The search for a prominent actor to lead the film commenced, with Steve Martin expressing interest in portraying the FBI agent. However, after Danny DeVito turned down the gangster role, Ephron suggested Martin consider the lead. At one point, Arnold Schwarzenegger was cast as Antonelli but left the project after receiving the lead role in Kindergarten Cop. After Martin agreed to take his place, producers cast Rick Moranis as Coopersmith.

Director Herbert Ross became available due to a delay in a different project, and production commenced in October 1989. Ross aimed to transcend mere escapist comedy, emphasizing the notion that "safety and comfort [lie in] middle-class values," asserting that fundamentally "everyone is middle class," even the gangster, who transforms into a "pillar of the suburban community." Ephron informed Martin that his character was more about hyperactivity than an accent. A pivotal moment in character creation occurred when Martin introduced an old costume from his former nightclub act—a "shiny, silver-gray jacket." Costume designer Joe Aulisi then crafted twenty-two light-colored designer suits in silks and sharkskins, featuring wide shoulders, lapels, and tight trousers to achieve a distinctive "lounge-lizard look."

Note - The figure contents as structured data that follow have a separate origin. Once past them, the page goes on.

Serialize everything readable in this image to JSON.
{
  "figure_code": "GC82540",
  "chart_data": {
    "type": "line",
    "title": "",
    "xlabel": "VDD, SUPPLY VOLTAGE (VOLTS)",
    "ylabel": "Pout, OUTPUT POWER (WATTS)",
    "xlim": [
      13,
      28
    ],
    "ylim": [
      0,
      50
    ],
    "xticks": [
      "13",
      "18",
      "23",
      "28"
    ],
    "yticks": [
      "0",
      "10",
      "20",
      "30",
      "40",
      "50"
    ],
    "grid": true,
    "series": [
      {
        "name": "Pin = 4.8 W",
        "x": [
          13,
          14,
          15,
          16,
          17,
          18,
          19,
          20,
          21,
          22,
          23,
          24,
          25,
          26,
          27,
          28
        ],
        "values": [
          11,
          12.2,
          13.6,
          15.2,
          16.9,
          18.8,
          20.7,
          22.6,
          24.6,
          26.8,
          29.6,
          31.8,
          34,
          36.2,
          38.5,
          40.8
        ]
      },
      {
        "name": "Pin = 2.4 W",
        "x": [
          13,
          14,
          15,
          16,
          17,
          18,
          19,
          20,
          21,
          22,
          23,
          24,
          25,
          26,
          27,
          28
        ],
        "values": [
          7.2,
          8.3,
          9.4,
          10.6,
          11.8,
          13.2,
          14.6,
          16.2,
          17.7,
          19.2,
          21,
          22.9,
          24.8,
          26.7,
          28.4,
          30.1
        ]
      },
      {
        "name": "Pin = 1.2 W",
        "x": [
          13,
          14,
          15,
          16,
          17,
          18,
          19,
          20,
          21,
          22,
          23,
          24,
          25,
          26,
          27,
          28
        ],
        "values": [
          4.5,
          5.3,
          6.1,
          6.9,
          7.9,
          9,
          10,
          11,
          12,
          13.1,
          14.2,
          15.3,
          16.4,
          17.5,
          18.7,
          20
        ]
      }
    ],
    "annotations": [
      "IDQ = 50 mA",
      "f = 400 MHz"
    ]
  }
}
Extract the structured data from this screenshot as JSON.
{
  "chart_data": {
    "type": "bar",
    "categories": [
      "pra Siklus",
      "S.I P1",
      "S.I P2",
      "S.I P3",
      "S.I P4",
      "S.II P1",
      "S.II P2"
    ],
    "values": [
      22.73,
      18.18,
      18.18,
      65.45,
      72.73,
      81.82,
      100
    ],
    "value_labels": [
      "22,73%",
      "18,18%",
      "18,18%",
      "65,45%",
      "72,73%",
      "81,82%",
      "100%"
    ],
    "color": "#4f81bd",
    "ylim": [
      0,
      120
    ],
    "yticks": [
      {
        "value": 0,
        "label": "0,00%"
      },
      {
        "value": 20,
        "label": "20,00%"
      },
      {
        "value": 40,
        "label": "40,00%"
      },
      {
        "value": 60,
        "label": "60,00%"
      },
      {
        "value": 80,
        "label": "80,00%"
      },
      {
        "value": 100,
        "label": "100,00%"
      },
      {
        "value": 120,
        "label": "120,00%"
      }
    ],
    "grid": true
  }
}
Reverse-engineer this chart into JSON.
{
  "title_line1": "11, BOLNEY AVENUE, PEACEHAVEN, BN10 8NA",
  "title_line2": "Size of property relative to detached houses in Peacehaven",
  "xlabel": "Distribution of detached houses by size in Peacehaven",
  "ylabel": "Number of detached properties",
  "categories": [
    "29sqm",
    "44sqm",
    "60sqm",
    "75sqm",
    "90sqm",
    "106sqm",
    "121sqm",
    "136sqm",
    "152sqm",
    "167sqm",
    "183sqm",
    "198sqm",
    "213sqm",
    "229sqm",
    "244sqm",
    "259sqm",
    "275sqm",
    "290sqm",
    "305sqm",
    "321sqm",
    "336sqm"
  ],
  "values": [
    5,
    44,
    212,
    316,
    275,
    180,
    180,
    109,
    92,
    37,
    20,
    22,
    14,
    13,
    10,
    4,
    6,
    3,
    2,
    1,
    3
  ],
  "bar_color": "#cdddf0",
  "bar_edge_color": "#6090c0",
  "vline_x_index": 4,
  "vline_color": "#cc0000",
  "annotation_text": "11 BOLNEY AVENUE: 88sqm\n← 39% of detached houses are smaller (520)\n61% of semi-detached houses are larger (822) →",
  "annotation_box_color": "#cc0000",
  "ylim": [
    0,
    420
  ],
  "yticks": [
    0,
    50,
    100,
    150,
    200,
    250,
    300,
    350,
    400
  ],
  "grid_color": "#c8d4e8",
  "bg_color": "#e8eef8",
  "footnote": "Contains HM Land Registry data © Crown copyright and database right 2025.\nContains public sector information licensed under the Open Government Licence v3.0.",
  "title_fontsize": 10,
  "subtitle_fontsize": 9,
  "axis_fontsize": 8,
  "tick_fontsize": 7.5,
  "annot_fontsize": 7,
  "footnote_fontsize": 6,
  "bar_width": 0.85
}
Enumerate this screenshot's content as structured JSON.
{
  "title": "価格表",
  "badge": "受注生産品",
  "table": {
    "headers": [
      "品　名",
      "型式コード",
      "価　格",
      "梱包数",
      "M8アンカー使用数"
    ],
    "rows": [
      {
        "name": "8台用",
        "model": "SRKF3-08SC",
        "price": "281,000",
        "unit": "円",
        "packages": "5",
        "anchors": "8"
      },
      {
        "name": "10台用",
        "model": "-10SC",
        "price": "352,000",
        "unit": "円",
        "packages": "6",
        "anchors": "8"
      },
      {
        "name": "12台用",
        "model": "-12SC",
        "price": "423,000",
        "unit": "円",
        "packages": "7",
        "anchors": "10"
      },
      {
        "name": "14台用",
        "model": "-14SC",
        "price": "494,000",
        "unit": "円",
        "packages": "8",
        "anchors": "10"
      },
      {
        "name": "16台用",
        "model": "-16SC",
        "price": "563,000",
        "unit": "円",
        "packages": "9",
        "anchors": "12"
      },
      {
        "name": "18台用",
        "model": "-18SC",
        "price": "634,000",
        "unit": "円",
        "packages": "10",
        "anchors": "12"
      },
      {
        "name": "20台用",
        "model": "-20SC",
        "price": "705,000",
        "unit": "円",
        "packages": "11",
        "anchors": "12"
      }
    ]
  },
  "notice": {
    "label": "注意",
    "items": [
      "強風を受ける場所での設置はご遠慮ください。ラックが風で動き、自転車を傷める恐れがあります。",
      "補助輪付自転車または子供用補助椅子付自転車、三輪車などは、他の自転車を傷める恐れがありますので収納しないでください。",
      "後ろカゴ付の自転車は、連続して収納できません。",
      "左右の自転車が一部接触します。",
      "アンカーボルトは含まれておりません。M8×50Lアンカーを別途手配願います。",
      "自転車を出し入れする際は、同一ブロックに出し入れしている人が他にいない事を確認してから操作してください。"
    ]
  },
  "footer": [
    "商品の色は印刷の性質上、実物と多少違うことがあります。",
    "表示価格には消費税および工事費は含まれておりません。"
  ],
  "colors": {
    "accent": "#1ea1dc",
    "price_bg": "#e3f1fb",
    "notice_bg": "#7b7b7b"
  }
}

The fictional town of Fryburg, California, was crafted using various locations, including San Luis Obispo, San Diego, Los Angeles, Atascadero, and Paso Robles, California. Some exterior scenes were filmed at Jack Murphy Stadium and the Hotel del Coronado terrace in San Diego, as well as the entrance of Atascadero city hall. During post-production, the ending of the story underwent a modification to adopt a "kinder, gentler ending."

==Music==
The film's score was composed by Ira Newborn.
1. "My Blue Heaven" (Music: Walter Donaldson, Lyrics: George A. Whiting) – Fats Domino
2. "Surfin' U.S.A." (Chuck Berry and Brian Wilson) – The Beach Boys
3. "Stranger in Paradise" (Robert Wright and George Forrest) – Tony Bennett
4. "I Can't Help Myself (Sugar Pie Honey Bunch)" (Brian Holland, Lamont Dozier, and Eddie Holland) – Billy Hill
5. "The Boy from New York City" (John Taylor and George Davis) – The Ad Libs
6. "New York, New York" (John Kander and Fred Ebb)
7. "Take Me Out to the Ball Game" (Albert von Tilzer and Jerry Northworth)
8. "The Star-Spangled Banner" – United States Marine Band

==Reception==
===Box office===
My Blue Heaven opened in 1,859 venues on August 17, 1990, and earned $6.2 million in its debut, ranking fourth in the North American box office and second among the week's new releases. It closed with a domestic gross of $23.6 million.

===Critical response===
 Metacritic reports a weighted average score of 35 out of 100, based on 14 critics, indicating "generally unfavorable reviews". Audiences polled by CinemaScore gave the film an average grade of "B−" on an A+ to F scale.

David J. Fox of The New York Times said the film was "a truly funny concept and a disappointment on the screen."